La recente sentenza del Consiglio di Stato ha stabilito nuove regole per l’accompagnamento professionale in montagna, suscitando dibattiti tra le diverse categorie di guide. La delibera della Regione Lombardia, entrata in vigore nel 2026, ha riservato i percorsi escursionistici oltre i 700 metri di quota alle guide alpine e agli accompagnatori di media montagna (AMM)escludendo le guide ambientali escursionistiche (GAE).
Questa decisione ha sollevato numerose critiche da parte delle associazioni di GAE, che hanno presentato ricorsi respinti dal Consiglio di Stato. La sentenza ha confermato che l’attività di accompagnamento professionale è libera solo sugli itinerari classificati T (turistici) a qualsiasi quota ed E (escursionistici) al di sotto dei 700 metri.
Le motivazioni della sentenza
Il Consiglio di Stato ha basato la sua decisione sui dati del Corpo nazionale soccorso alpino e speleologico (CNSAS)che hanno evidenziato un aumento significativo degli incidenti oltre i 700 metri di quota. Secondo la sentenza, i sentieri e i terreni in alta montagna presentano una crescente acclività, con un proporzionale aumento del rischio di scivolata e caduta.
Le GAE, che operano nel rispetto della legge 4/2013, non sono tenute a possedere una specifica preparazione professionale. Questo ha portato il Consiglio di Stato a escluderle dall’accompagnamento in alta quota, dove è richiesta una maggiore competenza tecnica per garantire la sicurezza degli escursionisti.
Le reazioni delle guide ambientali escursionistiche
Le associazioni di GAE hanno espresso forte preoccupazione per la sentenza, sostenendo che non sono stati adeguatamente valorizzati elementi documentali centrali. Secondo le GAE, i dati delle assicurazioni certificano un numero irrisorio di incidenti negli ultimi cinque anni in Lombardia, a fronte delle migliaia di segnalazioni del Soccorso Alpino citate nelle sentenze.
Le associazioni hanno richiesto una legge nazionale che offra chiarezza, tutela e uniformità su tutto il territorio italiano. Hanno inoltre sottolineato che le limitazioni introdotte dalla Regione Lombardia valgono solo in quel territorio regionale e non riguardano le aree protette, nazionali o regionali.
Le prospettive future
Nonostante la sentenza, le associazioni di GAE non intendono arrendersi e sono pronte a difendere la loro identità professionale. Hanno annunciato la loro intenzione di continuare a operare nei limiti della legge 4/2013 e di promuovere una legge nazionale che riconosca e tuteli la loro professione.
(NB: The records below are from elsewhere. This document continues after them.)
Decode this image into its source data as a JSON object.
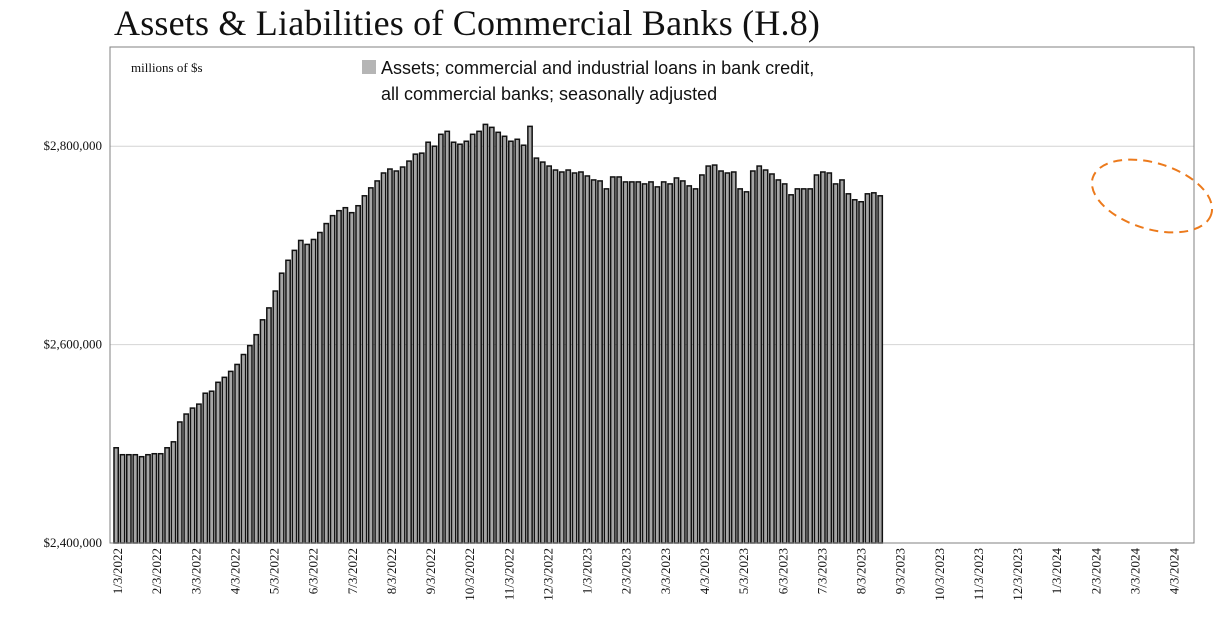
{
  "title": "Assets & Liabilities of Commercial Banks (H.8)",
  "colors": {
    "bar_fill": "#a6a6a6",
    "bar_stroke": "#111111",
    "gridline": "#d4d4d4",
    "annotation": "#ec7a1c"
  },
  "chart_data": {
    "type": "bar",
    "unit_label": "millions of $s",
    "legend": {
      "line1": "Assets; commercial and industrial loans in bank credit,",
      "line2": "all commercial banks; seasonally adjusted",
      "placement": "top-center"
    },
    "ylim": [
      2400000,
      2900000
    ],
    "y_ticks": [
      {
        "value": 2400000,
        "label": "$2,400,000"
      },
      {
        "value": 2600000,
        "label": "$2,600,000"
      },
      {
        "value": 2800000,
        "label": "$2,800,000"
      }
    ],
    "x_ticks": [
      "1/3/2022",
      "2/3/2022",
      "3/3/2022",
      "4/3/2022",
      "5/3/2022",
      "6/3/2022",
      "7/3/2022",
      "8/3/2022",
      "9/3/2022",
      "10/3/2022",
      "11/3/2022",
      "12/3/2022",
      "1/3/2023",
      "2/3/2023",
      "3/3/2023",
      "4/3/2023",
      "5/3/2023",
      "6/3/2023",
      "7/3/2023",
      "8/3/2023",
      "9/3/2023",
      "10/3/2023",
      "11/3/2023",
      "12/3/2023",
      "1/3/2024",
      "2/3/2024",
      "3/3/2024",
      "4/3/2024"
    ],
    "grid": "horizontal",
    "annotation": "dashed orange ellipse around latest values",
    "series": [
      {
        "values": [
          2496000,
          2489000,
          2489000,
          2489000,
          2487000,
          2489000,
          2490000,
          2490000,
          2496000,
          2502000,
          2522000,
          2530000,
          2536000,
          2540000,
          2551000,
          2553000,
          2562000,
          2567000,
          2573000,
          2580000,
          2590000,
          2599000,
          2610000,
          2625000,
          2637000,
          2654000,
          2672000,
          2685000,
          2695000,
          2705000,
          2701000,
          2706000,
          2713000,
          2722000,
          2730000,
          2735000,
          2738000,
          2733000,
          2740000,
          2750000,
          2758000,
          2765000,
          2773000,
          2777000,
          2775000,
          2779000,
          2785000,
          2792000,
          2793000,
          2804000,
          2800000,
          2812000,
          2815000,
          2804000,
          2802000,
          2805000,
          2812000,
          2815000,
          2822000,
          2819000,
          2814000,
          2810000,
          2805000,
          2807000,
          2801000,
          2820000,
          2788000,
          2784000,
          2780000,
          2776000,
          2774000,
          2776000,
          2773000,
          2774000,
          2770000,
          2766000,
          2765000,
          2757000,
          2769000,
          2769000,
          2764000,
          2764000,
          2764000,
          2762000,
          2764000,
          2759000,
          2764000,
          2762000,
          2768000,
          2765000,
          2760000,
          2757000,
          2771000,
          2780000,
          2781000,
          2775000,
          2773000,
          2774000,
          2757000,
          2754000,
          2775000,
          2780000,
          2776000,
          2772000,
          2766000,
          2762000,
          2751000,
          2757000,
          2757000,
          2757000,
          2771000,
          2774000,
          2773000,
          2762000,
          2766000,
          2752000,
          2746000,
          2744000,
          2752000,
          2753000,
          2750000
        ]
      }
    ]
  }
}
Nel frattempo, le guide alpine e gli AMM continuano a operare in alta quota, garantendo la sicurezza degli escursionisti grazie alla loro preparazione professionale e alle loro competenze tecniche. La sentenza del Consiglio di Stato ha confermato l’importanza di una formazione adeguata per l’accompagnamento in montagna, sottolineando la necessità di garantire la sicurezza degli escursionisti in ambienti impervi e pericolosi.